3月19日、20日、そんな島根をアウェー富山市総合体育館で行われた富山グラウジーズとの連戦まで追った。島根は、主力選手リード・トラビスと金丸晃輔が欠場。試合終了後、安藤に話を聞くと「主力選手二人が出場できない中、バイウィーク明けから綺麗なゲーム、勝ち方はできていない。ただ勝ち切ると言うことが重要。今週末の富山戦も連勝できてよかった。後半、自分たちを信じ切れたことが勝因」と安堵の表情を見せていた。

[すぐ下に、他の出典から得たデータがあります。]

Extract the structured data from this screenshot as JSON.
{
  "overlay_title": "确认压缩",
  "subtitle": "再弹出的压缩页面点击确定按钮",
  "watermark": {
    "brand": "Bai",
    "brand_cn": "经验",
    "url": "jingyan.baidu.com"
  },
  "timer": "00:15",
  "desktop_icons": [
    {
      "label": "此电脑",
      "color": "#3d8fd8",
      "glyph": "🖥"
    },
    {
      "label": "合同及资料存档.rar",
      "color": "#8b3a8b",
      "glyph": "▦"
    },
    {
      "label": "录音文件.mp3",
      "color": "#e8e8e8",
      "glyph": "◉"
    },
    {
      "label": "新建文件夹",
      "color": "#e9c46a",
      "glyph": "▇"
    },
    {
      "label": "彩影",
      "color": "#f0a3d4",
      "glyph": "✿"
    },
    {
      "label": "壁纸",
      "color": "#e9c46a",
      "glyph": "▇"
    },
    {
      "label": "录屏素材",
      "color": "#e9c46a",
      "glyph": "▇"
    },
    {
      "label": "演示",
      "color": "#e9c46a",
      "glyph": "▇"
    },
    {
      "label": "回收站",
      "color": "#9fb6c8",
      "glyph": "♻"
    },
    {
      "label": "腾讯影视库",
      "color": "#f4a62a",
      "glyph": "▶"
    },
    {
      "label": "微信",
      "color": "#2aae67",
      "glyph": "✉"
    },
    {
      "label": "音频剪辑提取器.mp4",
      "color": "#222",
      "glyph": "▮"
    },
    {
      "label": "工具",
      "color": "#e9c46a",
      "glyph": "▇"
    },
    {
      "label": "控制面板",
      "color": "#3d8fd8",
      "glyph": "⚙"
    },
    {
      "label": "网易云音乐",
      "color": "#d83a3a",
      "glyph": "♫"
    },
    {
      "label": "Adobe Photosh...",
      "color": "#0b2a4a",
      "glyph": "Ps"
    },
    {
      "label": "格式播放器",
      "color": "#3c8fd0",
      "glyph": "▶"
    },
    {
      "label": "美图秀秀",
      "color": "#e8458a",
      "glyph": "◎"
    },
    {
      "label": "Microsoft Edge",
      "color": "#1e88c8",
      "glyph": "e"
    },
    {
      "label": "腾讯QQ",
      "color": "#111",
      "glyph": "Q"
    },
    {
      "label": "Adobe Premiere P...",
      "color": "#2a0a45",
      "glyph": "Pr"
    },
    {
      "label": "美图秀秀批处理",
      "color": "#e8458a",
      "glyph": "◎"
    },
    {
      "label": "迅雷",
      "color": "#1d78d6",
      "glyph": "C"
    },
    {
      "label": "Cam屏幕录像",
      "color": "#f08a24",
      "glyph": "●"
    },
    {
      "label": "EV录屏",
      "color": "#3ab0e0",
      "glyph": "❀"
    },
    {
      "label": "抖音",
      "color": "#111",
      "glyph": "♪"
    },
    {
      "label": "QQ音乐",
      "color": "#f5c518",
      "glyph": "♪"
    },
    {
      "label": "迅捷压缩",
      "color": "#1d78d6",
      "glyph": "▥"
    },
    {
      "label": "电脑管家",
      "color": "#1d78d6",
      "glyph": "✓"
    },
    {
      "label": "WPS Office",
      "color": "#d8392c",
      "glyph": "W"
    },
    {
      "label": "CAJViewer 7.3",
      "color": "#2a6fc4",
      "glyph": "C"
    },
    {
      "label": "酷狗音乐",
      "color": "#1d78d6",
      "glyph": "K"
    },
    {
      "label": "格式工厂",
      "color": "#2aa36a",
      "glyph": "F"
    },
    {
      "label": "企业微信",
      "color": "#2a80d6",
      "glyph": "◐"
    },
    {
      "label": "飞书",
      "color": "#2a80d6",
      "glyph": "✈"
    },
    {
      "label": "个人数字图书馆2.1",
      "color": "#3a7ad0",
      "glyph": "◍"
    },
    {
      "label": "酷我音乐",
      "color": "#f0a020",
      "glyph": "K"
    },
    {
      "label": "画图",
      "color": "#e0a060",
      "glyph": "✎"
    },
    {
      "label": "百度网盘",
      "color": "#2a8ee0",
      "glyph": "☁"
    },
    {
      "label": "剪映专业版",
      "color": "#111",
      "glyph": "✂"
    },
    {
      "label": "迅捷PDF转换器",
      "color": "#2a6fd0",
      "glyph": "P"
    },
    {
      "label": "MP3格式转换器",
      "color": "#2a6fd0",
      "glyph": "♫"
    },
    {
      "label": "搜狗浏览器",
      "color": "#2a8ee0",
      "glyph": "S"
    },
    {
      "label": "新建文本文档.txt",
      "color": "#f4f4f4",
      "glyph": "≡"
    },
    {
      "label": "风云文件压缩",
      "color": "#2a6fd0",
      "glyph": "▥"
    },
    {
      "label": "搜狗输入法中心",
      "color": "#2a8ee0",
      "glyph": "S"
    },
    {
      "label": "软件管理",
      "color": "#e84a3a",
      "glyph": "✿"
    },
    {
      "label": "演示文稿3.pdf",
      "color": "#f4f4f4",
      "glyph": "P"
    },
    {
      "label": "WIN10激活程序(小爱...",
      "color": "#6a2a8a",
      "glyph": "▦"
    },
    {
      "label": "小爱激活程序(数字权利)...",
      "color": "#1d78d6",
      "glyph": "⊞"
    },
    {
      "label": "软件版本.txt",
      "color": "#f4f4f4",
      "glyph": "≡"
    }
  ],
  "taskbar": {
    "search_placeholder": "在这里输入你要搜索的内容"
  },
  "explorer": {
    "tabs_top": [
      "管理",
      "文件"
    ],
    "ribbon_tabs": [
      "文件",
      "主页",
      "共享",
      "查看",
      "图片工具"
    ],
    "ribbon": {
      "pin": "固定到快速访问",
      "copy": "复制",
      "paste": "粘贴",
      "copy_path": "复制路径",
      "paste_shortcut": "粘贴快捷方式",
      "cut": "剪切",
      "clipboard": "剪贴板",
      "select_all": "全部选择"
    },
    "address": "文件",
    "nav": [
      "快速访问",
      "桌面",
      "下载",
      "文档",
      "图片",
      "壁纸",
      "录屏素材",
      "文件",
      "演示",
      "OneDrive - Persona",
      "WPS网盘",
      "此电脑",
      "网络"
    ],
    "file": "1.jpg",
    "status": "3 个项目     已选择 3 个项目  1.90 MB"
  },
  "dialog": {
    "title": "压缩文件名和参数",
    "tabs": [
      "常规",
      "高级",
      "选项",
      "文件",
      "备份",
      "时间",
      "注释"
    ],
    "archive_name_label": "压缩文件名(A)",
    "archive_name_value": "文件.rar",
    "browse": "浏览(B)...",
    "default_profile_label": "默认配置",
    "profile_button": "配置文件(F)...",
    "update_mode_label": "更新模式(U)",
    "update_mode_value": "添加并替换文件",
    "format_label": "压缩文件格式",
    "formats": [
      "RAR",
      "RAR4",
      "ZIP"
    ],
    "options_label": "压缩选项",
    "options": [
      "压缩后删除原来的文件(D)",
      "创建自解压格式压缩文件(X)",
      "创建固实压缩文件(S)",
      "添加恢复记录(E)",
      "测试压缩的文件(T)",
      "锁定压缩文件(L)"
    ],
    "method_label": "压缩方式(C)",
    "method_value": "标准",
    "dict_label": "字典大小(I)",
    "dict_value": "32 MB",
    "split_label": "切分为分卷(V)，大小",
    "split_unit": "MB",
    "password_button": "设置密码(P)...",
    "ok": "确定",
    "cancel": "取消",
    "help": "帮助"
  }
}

富山グラウジーズ戦に出場した安藤誓哉(C)SHIMANE SUSANOO MAGIC
立役者としてウィリアムス・ニカの名を挙げ、「インサイドの戦いを本当に頑張ってくれた。(富山の)ジョシュア・スミスをファウルアウトにさせるほどだった」と振り返った。スミスは大きな体を生かしてゴール下を支配している選手だ。ポール・ヘナレ・ヘッドコーチ(HC)は試合後に「スミスの対策が難しく頭を抱えた。リーグになかなか彼を止められる選手はいない。諦めずアジャストして最後は機能できた」とコメントしていた。
そんな試合の中で安藤は、GAME1では37分間出場し28得点とキャリアハイを更新する大活躍。そして翌GAME2では40分間のフル出場で21得点、富山にリードを許す展開の中で追い上げ、勝ち切ることができたのは安藤の活躍があったからだ。両日ともにチーム最多得点の活躍でもある。島根に身を置いた今、得点能力の高いポイントガード(PG)として、今シーズンの安藤はこれまでより一層伸び伸びとプレーをしている。
ヘナレHCはチームを牽引する安藤について「とても重要な選手。どんなスポーツ、どんなチームでもキャプテンの存在の大きさが最後には影響するものだ。物事をしっかり実行し結果が出せる、大きな存在だ」と評し、絶大な信頼を寄せている。